Kim has owned horses all her life and is an experienced trainer.
Kaelin was secure in her saddle with the help of some well-placed Velcro. The girls already participate in rodeos, but rides such as the Spring Wagon Train are a perfect outdoor activity for the whole family.
“It’s just our getaway,” Justin Webb says.
Johnny Guinn and his new quarterhorse, Hank, were sizing each other up before the ride. “We’ll know more about it today,” Guinn said of how he expected Hank to do with the wagon train. “He’s a good pet. I can’t swear to much more.”
Hank did great. “To appreciate this ride, you have to ride in it,” Guinn said later.
Pat Smith, a Rowan County beautician, rode Blue Bell, a horse she rescued. Smith said she loved being out with nature Saturday and seeing all the other horses, cowboys and cowgirls.
It was good therapy for her and Blue Bell, she said.
Smith rode with Mount Ulla’s Brian and Ellen Simmons, and their son, Devin.
“It soothes the soul,” Ellen said.
The Spring Wagon Train of the East Rowan Saddle Club is one of the bigger local ones. Many of the same riders also participate in the wagon train held in April by the West Stanly Saddle Club in Oakboro.

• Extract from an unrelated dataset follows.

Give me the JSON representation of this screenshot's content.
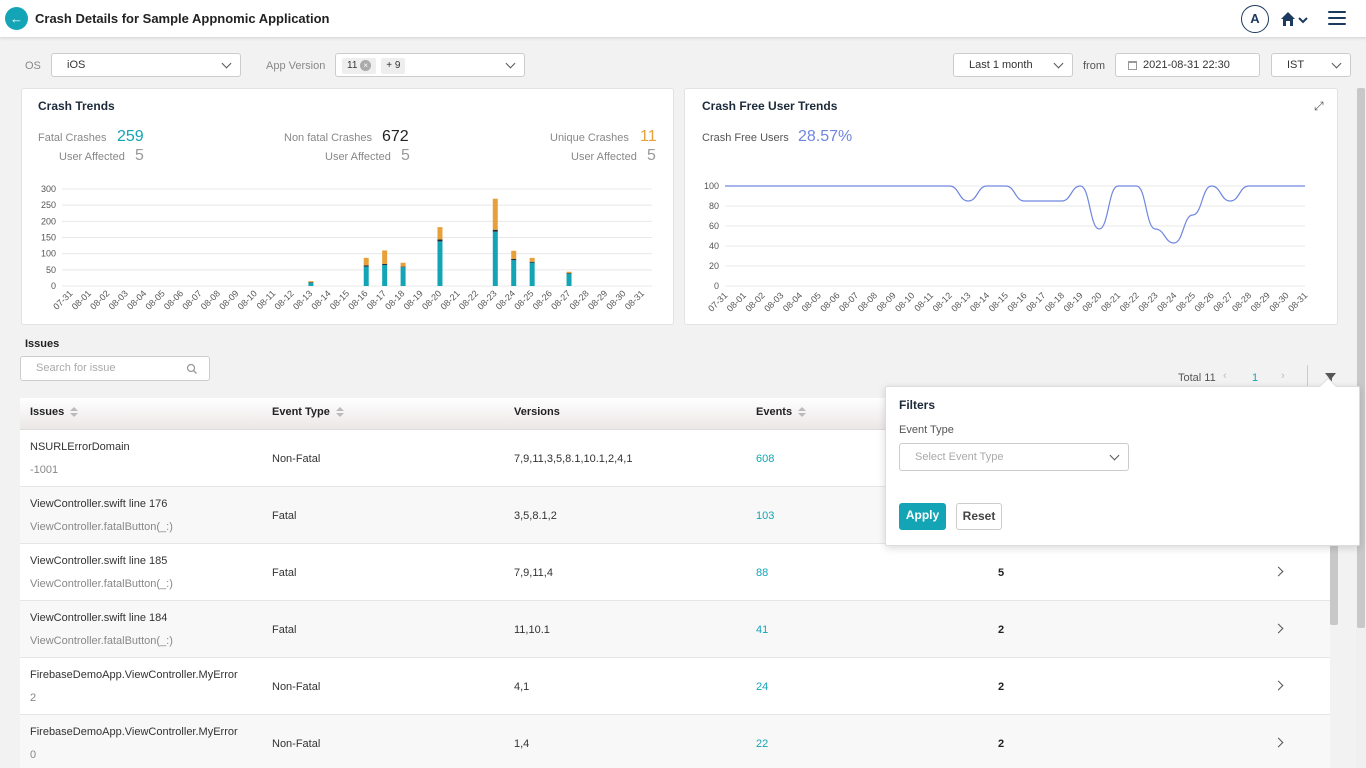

The Spring Wagon Trains have managed to avoid any major accidents over the past half century. Cars and trucks passing the train Saturday used plenty of caution and showed respect to the horses and riders.
“Of course, when people aren’t paying attention — that’s when most accidents happen,” Ed Reece said. “… “We try to keep people (drivers of vehicles) moving all the time.”
The Reeces have eight grandchildren and seven of them already are riding horses. Ed often puts the little grandkids in between his legs in the wagon to give them a chance of learning to use the reins.
As a truck driver, Reece fights traffic all day in his runs in and around Charlotte. So steering his horse-drawn wagons along the back roads of Rowan, Cabarrus and Stanly counties provides a great balance.
At times Saturday, he handed his wagon’s reins over to Nicole Brenneman, a close friend of the family’s. Meanwhile, Connie Reece sat in the back, asking others to imagine what it must have been like for the settlers going west in covered wagons.
“We’ve talked about that before,” she said. “But there we go, a-wondering again.”